Will it be in close contact with older children OP? I would worry a lot about it getting sick, it won't have got a lot of vaccinations by 3 months.

From the nurseries I've worked in and seen I couldn't leave a 3 month old in one either. They need to form secure attachment to a primary caregiver.

legoplaybook · 24/06/2025 20:08

minnienono · 24/06/2025 19:58

I know it’s alien to many here but many babies do attend nursery young. Go with the nursery your gut says is the most nurturing and caring, plus convenience is important to minimise travel. You can switch setting if needed at 2/3 when curriculum matters more

Pretty unusual in this country. I worked in a baby room about 15 years ago and we had a 3 month old and it was very unusual then.
Luckily he was a very chill baby so just sat in a baby bouncer and 'watched' as we didn't have the time to do much with him beyond feeding and changing.

Mulledjuice · 24/06/2025 20:09

asparagusffern · 24/06/2025 19:24

I don't think you should allow your husband's wishes to override what is best for your baby. 3 month old babies need 100% of their care giver's attention all the time. No nursery can do that. A nanny or a childminder would be the only options in my view.

No parent of a toddler can give that either

@safetyfirst1 I went for the smaller, closer nursery over the further away one with bigger better facilities. It had a family feel, he wasn't away in a baby room, it was more like a multi-generational household but without being beholden to school runs etc as he would have been at a childminder. He also gets plenty of social interaction and I dont care what anyone says, he needs it.

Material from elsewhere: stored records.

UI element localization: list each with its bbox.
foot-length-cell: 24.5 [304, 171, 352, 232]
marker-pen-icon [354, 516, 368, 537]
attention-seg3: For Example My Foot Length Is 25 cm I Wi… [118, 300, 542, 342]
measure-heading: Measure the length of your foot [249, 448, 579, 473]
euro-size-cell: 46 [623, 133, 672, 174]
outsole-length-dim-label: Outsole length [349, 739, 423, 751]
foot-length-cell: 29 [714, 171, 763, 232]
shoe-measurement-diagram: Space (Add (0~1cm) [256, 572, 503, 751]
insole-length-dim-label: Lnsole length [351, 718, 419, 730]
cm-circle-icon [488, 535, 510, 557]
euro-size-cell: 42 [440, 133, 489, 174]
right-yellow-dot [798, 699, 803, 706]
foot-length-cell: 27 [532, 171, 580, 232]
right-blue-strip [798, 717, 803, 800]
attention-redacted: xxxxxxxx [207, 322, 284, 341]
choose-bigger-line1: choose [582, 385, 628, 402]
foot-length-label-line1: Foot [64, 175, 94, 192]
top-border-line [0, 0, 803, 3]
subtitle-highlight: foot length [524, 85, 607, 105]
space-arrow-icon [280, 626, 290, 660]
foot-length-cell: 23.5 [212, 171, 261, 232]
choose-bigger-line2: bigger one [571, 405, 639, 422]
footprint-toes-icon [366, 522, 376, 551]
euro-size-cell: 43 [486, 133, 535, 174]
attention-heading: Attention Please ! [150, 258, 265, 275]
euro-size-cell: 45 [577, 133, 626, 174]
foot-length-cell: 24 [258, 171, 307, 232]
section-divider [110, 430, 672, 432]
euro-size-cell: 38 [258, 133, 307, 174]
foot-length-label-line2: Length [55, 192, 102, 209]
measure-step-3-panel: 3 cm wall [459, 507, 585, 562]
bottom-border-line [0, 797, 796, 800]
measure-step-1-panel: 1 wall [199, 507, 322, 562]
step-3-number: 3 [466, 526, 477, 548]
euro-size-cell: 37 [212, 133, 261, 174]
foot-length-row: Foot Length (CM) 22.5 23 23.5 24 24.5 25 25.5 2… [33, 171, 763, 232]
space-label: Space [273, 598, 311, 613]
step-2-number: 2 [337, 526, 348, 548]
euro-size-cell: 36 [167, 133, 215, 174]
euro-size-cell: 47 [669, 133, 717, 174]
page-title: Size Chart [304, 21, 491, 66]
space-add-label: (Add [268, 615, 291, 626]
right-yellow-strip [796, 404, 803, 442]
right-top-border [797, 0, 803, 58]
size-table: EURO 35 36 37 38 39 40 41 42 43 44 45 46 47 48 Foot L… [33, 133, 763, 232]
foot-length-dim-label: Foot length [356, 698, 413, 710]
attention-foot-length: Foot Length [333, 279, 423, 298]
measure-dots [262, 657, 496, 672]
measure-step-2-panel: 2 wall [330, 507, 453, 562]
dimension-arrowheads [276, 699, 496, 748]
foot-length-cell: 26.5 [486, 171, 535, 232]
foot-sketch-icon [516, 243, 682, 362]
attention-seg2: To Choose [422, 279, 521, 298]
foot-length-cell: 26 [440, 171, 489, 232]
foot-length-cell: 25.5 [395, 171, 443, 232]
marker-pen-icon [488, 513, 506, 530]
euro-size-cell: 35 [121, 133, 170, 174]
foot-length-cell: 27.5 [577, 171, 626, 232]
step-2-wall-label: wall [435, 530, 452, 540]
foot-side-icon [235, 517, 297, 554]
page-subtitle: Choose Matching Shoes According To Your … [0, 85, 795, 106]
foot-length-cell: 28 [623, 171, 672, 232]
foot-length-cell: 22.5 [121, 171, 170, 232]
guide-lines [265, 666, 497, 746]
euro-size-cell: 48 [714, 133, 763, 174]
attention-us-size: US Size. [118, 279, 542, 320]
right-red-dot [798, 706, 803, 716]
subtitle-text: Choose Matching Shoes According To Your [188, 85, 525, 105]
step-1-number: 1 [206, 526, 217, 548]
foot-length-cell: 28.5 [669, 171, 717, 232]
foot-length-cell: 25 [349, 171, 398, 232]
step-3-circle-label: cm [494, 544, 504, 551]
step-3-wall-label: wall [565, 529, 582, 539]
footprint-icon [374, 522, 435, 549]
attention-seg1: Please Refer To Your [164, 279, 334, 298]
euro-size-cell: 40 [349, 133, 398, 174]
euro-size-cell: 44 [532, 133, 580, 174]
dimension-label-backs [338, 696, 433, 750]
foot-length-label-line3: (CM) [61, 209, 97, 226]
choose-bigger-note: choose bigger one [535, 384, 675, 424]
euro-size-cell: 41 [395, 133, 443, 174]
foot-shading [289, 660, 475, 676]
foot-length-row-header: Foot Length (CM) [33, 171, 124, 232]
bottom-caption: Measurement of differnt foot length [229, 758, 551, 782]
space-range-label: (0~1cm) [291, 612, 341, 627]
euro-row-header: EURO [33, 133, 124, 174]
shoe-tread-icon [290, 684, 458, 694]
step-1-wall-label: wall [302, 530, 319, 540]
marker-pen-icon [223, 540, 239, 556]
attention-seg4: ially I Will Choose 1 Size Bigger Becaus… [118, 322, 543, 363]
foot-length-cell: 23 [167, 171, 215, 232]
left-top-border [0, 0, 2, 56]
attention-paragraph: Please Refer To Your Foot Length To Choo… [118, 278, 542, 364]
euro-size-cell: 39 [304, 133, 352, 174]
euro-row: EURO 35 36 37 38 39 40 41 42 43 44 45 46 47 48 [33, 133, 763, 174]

We also discounted a nanny because we didn't have space for my child with the nanny and my husband who was ill/recovering at home.

Only now that my son is nearly 18 months do I start to notice the gap between his place and the other nursery's facilities.

Mine started 2 days/week at 9 months and 4 days at 13 months. I think I'd find 4 days away at 3 months really hard but I assume you feel it's necessary.

waterrat · 24/06/2025 20:09

My youngest was with childminder from about 5 months and it felt so safe. She carried her a lot in her arms..would let her sleep whenever she needed . It was like a family environment with other kids etc

tweetypi · 24/06/2025 20:10

Having been recently bitten by this - do they both have availability? It might make the choice for you tbh!